Bon, Pôle Emploi le lundi matin, ça devient une habitude. Une petite balade me fera le plus grand bien, n'est-ce pas? C'est pas comme si j'avais d'autre chose à faire - chercher un job, faire ma fournée hebdomadaire, ce genre de choses. Avant de filer, je cherche sur le net le calcul réel de mes indemnités, histoire d'arriver avec des billes. Un ami me donne l'adresse d'un site, je parcours rapidement les forums, réalisant à quel point ce qui me semblait kafkaïen s'avère très banal. Des tas de gens se retrouvent englués dans des situations impossibles.
Je ne suis pas la seule auto-entrepreneur à galérer. C'est marrant, ça pourrait me rassurer, mais non.
Un conseiller fort aimable et a priori compétent me reçoit. Je lui explique: nouvellement auto-entrepreneur, chiffre d'affaires et zéro bénéfice, alloc réduite, blablabla, régularisation promise, rien après dix jours...
"Ah mais c'est normal, votre allocation est provisoire, elle sera régularisée lorsque nous aurons vos justificatifs."
Ceux que j'ai envoyés initialement à Evreux - sur le conseil d'un premier employé - puis déposés à l'agence où je me trouve, justement, voilà plus de dix jours?
Ceux-là, oui.
"Ah ben oui, on n'a rien eu, hein."
Prévoyante, je lui sors le document requis. Comme il est sérieux, il finit par m'annoncer la bonne nouvelle: je recevrai le 28 avril le complément promis. Alléluia.

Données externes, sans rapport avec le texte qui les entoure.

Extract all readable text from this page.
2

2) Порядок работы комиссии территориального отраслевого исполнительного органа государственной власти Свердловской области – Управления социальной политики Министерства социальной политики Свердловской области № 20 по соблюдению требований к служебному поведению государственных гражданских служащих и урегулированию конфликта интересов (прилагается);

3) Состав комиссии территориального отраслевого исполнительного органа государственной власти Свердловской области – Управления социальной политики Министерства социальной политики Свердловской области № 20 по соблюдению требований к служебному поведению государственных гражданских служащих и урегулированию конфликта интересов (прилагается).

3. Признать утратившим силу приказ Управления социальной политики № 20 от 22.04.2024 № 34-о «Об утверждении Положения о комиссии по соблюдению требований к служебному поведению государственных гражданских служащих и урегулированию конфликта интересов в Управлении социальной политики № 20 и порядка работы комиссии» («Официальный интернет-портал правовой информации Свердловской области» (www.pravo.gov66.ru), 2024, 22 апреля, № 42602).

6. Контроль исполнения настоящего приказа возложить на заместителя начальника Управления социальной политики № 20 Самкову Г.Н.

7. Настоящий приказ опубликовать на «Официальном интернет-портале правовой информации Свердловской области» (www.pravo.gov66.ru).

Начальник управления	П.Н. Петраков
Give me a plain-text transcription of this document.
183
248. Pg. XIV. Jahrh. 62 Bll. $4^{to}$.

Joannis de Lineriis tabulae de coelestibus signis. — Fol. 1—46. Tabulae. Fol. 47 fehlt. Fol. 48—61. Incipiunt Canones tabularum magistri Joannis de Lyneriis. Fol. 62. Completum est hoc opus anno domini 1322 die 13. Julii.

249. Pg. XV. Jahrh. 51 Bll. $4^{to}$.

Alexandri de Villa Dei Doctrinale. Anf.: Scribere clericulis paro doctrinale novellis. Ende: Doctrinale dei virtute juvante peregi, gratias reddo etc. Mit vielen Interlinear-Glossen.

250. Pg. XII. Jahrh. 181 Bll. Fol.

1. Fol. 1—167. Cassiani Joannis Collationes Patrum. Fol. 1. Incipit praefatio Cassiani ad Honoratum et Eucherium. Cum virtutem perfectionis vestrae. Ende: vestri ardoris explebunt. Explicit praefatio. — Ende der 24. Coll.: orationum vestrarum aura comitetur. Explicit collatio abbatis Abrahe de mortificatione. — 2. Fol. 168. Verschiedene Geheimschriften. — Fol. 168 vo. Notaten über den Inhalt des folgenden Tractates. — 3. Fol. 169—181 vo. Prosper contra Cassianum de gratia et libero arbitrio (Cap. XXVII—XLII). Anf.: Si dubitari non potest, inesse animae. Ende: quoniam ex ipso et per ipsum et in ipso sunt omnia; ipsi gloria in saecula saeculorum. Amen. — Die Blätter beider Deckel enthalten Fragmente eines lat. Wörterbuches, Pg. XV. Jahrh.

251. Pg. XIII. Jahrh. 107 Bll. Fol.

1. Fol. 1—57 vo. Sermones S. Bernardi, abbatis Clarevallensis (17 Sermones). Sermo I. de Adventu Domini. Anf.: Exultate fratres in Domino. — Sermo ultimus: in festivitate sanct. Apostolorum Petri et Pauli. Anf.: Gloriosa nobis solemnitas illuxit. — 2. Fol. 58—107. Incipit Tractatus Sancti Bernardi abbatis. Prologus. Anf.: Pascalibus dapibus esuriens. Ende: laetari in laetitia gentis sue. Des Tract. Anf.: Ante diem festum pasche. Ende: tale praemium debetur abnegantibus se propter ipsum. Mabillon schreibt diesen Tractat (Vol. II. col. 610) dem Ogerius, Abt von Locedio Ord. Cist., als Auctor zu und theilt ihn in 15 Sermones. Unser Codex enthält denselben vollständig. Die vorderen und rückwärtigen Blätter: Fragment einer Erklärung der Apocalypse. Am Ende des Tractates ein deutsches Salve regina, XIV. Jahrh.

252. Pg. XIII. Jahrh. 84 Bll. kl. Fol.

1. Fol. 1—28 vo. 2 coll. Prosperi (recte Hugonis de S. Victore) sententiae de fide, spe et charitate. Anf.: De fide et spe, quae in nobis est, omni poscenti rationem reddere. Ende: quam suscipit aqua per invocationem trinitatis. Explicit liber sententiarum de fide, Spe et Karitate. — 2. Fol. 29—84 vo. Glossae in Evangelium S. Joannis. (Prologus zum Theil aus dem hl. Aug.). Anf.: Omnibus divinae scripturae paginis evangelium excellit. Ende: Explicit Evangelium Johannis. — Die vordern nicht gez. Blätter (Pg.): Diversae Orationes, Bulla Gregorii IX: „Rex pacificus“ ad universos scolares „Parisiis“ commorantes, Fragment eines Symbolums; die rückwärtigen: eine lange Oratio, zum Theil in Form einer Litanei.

Puisque je suis là, je lui demande quelques autres précisions. Par exemple, comment cela se passe-t-il si un auto-entrepreneur ne déclare aucun chiffre d'affaires? " Si c'est le cas, nous avons estimé un forfait de 583 euros que l'on retranche de l'allocation." Donc, j'ai tout intérêt à déclarer un minimum.
"Ah ben oui", qu'il me répond.
Ce statut d'auto-entrepreneur commence à me courir, tant il engendre précarité et flou artistique. Et ça se gâte carrément lorsque j'évoque le CDD que je viens d'effectuer.
"Vous devez déclarer avoir travaillé 78 heures dès lors que vous êtes auto-entrepreneur, avec maintien des allocations de retour à l'emploi. Là, vous me dites avoir travaillé, en plus (malheureuse que je suis!) 35 heures. Or, 78+35 = 113.
Oui, d'accord... Et donc?
"113 heures, c'est trop, au delà de 110 heures travaillées par mois, vous perdez votre allocation."
En gros, j'ai trop bossé ce mois-ci (avec un chiffre d'affaires riquiqui, dois-je préciser, sur ma minuscule affaire). Tout est normal. Lui, franco, me suggère de me radier de mon statut d'auto-entrepreneur. Comme ça, le problème sera réglé. "Allez voir l'URSSAF", me dit-il, tout sourire.
De façon impulsive, je suis son conseil. Il a l'air sûr de son fait, après tout - ma naïveté me perdra. En chemin, je ressens néanmoins un petit pincement à l'idée de renoncer à "Ma p'tite Madeleine" qui n'aura donc vécu qu'un mois. Les doutes me submergent, je me demande s'il n'y a pas une autre solution. Pendant ce temps, en salle d'attente, nous commençons à trépigner. La vieille dame blonde trop maquillée reçoit un homme un rien lourd. "Je vous ennuie peut-être, vous allez peut-être déjeuner", lui sussure-t-il, au bout de longues, très longues minutes. Meuh non, meuh non, lui répond-elle, visiblement sous le charme.
En face de moi, une femme ne peut plus cacher son impatience. "Sinon, il y a des personnes qui attendent. Et puis, nous aussi, on aimerait bien aller déjeuner." Je la regarde: "Je crois qu'il va falloir oublier cette idée." Mon voisin se marre.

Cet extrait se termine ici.